According to Joe Bruloni, free-hotspot.com’s vice-president of marketing development, all a hotel needs to use its product is a DSL connection and an investment of a little over €200; free-hotspot.com supplies the router and the firmware. “The hotel is therefore getting a dependable Wi-Fi service without a large capital outlay, and no ongoing financial commitments,” says Bruloni.
Brunoli explains that every five minutes the person using free-hotspot.com’s Wi-Fi system will see an advertisement web page, which they can click out of as soon as they like. The session begins with an introductory page from the hotel containing terms and conditions and any other message the hotel wishes. Thereafter, as the user moves between different domains, the advertising pages will come up while the new domain is being loaded, but only every five minutes. No ad will appear any more frequently, nor will another ad load if the user stays within the same internet domain.
The extraordinary thing about the free-hotspot.com solution is its promised customisability. The hotel can specify what advertisements it doesn’t want to see so there will be nothing from rival businesses. From an advertiser’s point of view, says Brunoli, free-hotspot.com represents a powerful new advertising channel.

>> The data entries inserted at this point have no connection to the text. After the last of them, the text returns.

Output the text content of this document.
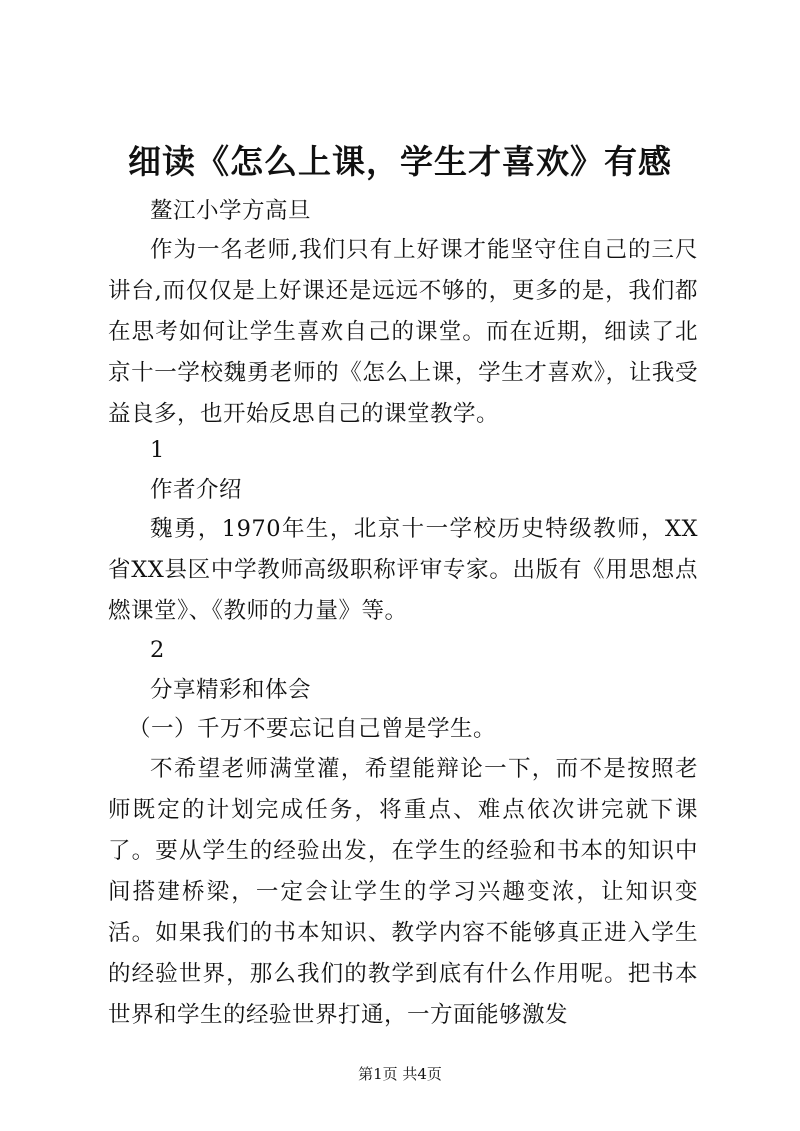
细读《怎么上课，学生才喜欢》有感

鳌江小学方高旦

作为一名老师,我们只有上好课才能坚守住自己的三尺讲台,而仅仅是上好课还是远远不够的，更多的是，我们都在思考如何让学生喜欢自己的课堂。而在近期，细读了北京十一学校魏勇老师的《怎么上课，学生才喜欢》，让我受益良多，也开始反思自己的课堂教学。

1

作者介绍

魏勇，1970年生，北京十一学校历史特级教师，XX省XX县区中学教师高级职称评审专家。出版有《用思想点燃课堂》、《教师的力量》等。

2

分享精彩和体会

（一）千万不要忘记自己曾是学生。

不希望老师满堂灌，希望能辩论一下，而不是按照老师既定的计划完成任务，将重点、难点依次讲完就下课了。要从学生的经验出发，在学生的经验和书本的知识中间搭建桥梁，一定会让学生的学习兴趣变浓，让知识变活。如果我们的书本知识、教学内容不能够真正进入学生的经验世界，那么我们的教学到底有什么作用呢。把书本世界和学生的经验世界打通，一方面能够激发

第1页 共4页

“Our customers can stipulate that they want their ads to be served only in Chelsea or in a part of France or even at particular times,” he says. “It could even be the restaurant around the corner from the hotel advertising the special that evening. In advertising terms, this is very granular targeting. Campaigns can be constructed which are vertical – say, only hotels – or geographical.” Furthermore, says Brunoli, by knowing where their advertisements are being served, the advertisers have a pretty good idea of who is seeing them.
“This is a new medium,” he asserts, “which is not close to traditional internet advertising. These ads are not pop-ups. It is much closer to outdoor advertising or a billboard in a specific location. With traditional internet advertising, you get a report saying that the page where the ad lives has been seen ‘x’ number of times, but you know no more than that. It could have been below the fold and not spotted. Every time we serve an ad, someone sees it.”
The advertisers can also drill further because every Ethernet wireless card – the gizmo that now lives in the majority of laptops which allows them to use Wi-Fi – has a unique 24-digit MAC number which will be recorded by the router free-hotspot.com installs in the hotel. They can therefore establish how many different hotspot users are receiving their message.
free-hotspot.com was trialled last year in cafés in Paris and London, and is currently installed in 50 locations in France, the UK, Germany, Italy, Belgium, the Netherlands and Ireland, mostly in cafés. Lobbies of two and three-star tourist hotels are currently being targeted because they generally have no internet access for guests, especially guests’ children, who, the marketing theory goes, cannot bear to be separated from their chat rooms and email. Later this year, however, Brunoli wants to roll out to business hotels with established paid-for services. “After all, even though we are not experiencing any user difficulties with freehotspot.com, should there ever be a degraded service because of heavy use, for instance, people are going to get a lot less annoyed if it is costing them nothing.”